En un sentido más amplio, la conectividad es entendida como un nuevo desafío para la libertad de expresión. Jack Balkin (2004) plantea que las tecnologías digitales han cambiado las condiciones sociales de la comunicación revaluando por completo las teorías de la libertad de expresión más influyentes del Siglo XX (teorías de la democracia deliberativa). Esto se explica, según el autor, porque dichas tecnologías han demostrado que una verdadera cultura democrática, más que la discusión de asuntos públicos y el funcionamiento de instituciones representativas, es aquella en la cual los individuos tienen las mismas oportunidades de participar en las formas de construcción de significados y desarrollo de ideas que los identifican como personas y miembros de una comunidad. A diferencia de las teorías del Siglo XX, que estuvieron rodeadas por la emergencia de los medios masivos de comunicación en un entorno en el que la opinión pública era dirigida por unos pocos grupos dominantes y expresiones no políticas como la cultura popular y la libertad individual se mantuvieron menospreciadas, en la Era de la Internet la libertad de expresión reivindica la posibilidad de acceder a la producción y distribución de la cultura mediante el uso de la tecnología digital.

Consciente de estas transformaciones, previamente discutidas en la Cumbre Mundial sobre la Sociedad de la Información (CMSI) celebrada en Ginebra 2003 y Túnez 2005, la Asamblea General de las Naciones Unidas aprobó la Resolución A /HRC/20/L.13, el 29 de junio de 2012, a través de la cual se reconoce que el acceso a Internet es un derecho humano por ser un medio para ejercer la libertad de opinión y expresión, de conformidad con lo previsto en el Artículo 19 del Pacto Internacional de Derechos Civiles y Políticos (ONU, 2012).

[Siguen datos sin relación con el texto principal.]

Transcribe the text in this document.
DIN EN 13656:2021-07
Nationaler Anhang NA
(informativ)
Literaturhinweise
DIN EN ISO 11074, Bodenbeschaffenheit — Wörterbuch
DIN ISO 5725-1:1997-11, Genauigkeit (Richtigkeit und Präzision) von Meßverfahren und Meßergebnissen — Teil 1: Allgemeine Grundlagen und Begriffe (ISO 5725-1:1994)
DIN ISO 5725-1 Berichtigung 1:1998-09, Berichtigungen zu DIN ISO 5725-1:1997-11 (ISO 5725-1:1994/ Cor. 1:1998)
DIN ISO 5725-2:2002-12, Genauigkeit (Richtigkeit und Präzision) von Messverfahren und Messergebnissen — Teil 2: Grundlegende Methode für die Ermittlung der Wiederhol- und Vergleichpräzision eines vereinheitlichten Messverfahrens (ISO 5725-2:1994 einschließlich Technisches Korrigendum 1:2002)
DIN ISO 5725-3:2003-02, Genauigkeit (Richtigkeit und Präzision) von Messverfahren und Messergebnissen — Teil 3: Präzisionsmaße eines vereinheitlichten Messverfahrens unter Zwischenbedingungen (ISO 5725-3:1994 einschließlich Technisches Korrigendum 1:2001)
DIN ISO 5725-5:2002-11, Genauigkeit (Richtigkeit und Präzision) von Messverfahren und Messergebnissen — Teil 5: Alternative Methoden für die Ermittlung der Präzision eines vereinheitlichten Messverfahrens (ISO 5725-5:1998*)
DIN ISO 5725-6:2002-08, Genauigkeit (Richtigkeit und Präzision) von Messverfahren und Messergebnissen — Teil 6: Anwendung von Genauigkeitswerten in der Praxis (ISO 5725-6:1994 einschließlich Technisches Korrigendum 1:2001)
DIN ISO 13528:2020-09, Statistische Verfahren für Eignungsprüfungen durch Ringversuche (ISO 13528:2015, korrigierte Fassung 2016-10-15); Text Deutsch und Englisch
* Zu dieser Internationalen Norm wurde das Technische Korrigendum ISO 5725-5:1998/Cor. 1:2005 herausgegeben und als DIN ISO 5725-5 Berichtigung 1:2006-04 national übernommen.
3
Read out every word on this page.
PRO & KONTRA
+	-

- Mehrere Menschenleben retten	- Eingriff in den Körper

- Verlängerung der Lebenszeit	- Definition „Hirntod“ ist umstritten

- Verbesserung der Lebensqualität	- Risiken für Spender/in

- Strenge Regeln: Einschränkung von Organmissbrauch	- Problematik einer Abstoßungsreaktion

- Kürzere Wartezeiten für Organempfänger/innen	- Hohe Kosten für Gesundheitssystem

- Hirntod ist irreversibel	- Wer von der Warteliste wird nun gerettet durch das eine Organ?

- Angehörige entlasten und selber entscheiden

Esta declaración, sustentada sobre la base de la autonomía personal y los principios democráticos, comporta obligaciones estatales que se configuran tanto en la promoción del acceso y disponibilidad de la Internet como en las dimensiones del uso de la conectividad referidas a la ausencia de interferencias en el intercambio de información. En complemento de lo anterior, el acceso y uso de la Internet (BA) pueden concebirse, desde el enfoque de las capacidades humanas, como una oportunidad para el ejercicio de libertades enmarcadas en la realización de un estilo de vida digno, valioso y productivo (Birdsall, 2011).

En este contexto, el arribo de la Internet no sólo ha permitido reinterpretar la naturaleza de la tecnología, evidenciando que la relación entre ésta y la sociedad no es unidireccional sino que se nutre de los efectos de su apropiación por parte de individuos y comunidades (DiMaggio et al., 2001) y también ha propiciado incesantes aproximaciones al problema de la brecha digital. Pese a que la formulación conceptual de la brecha digital se dificulta en razón de la innovación tecnológica y los cambios observados en el comportamiento de sus usuarios, es posible identificar el carácter multifacético del término. De acuerdo con Warschauer (2003), la brecha digital combina una dimensión física (referida al servicio de conectividad y acceso a dispositivos electrónicos como computadores y otras terminales) una compuesta por recursos digitales (relacionada con la alfabetización básica y el dominio de lenguas extranjeras que predominan en los contenidos de la red), una asociada a las habilidades y conocimientos indispensables para el manejo de hardware, software y aplicaciones de la red y finalmente una que engloba recursos sociales de los cuales depende el proceso de difusión tecnológica (extensión de las redes familiares, comunitarias, sociales e institucionales). En sus inicios, la noción de brecha digital estuvo ligada a las condiciones de acceso a las TIC y, de manera progresiva, pasó a enfatizar la importancia de su respectivo aprovechamiento en la medida que se fueron ampliando repositorios de encuestas y otras fuentes de información acerca del uso de Internet. Así, por ejemplo, al concluir la primera década de difusión de la red, Norris (2001) ilustró cómo la brecha digital constituye un reflejo de las disparidades socio-económicas de carácter endémico tales como el nivel de ingresos, escolaridad y ocupación, entre otros; al mismo tiempo, la brecha se convierte en fuente de nuevas formas de desigualdad entre naciones (brecha global), miembros de una sociedad (brecha nacional), y quienes encuentran la posibilidad de ejercer un rol activo o pasivo en escenarios de participación política provistos por la red (brecha democrática). Una década más tarde, se contempla la necesidad de impulsar transformaciones culturales que contribuyan a una apropiación tecnológica efectiva (Hilbert, 2011).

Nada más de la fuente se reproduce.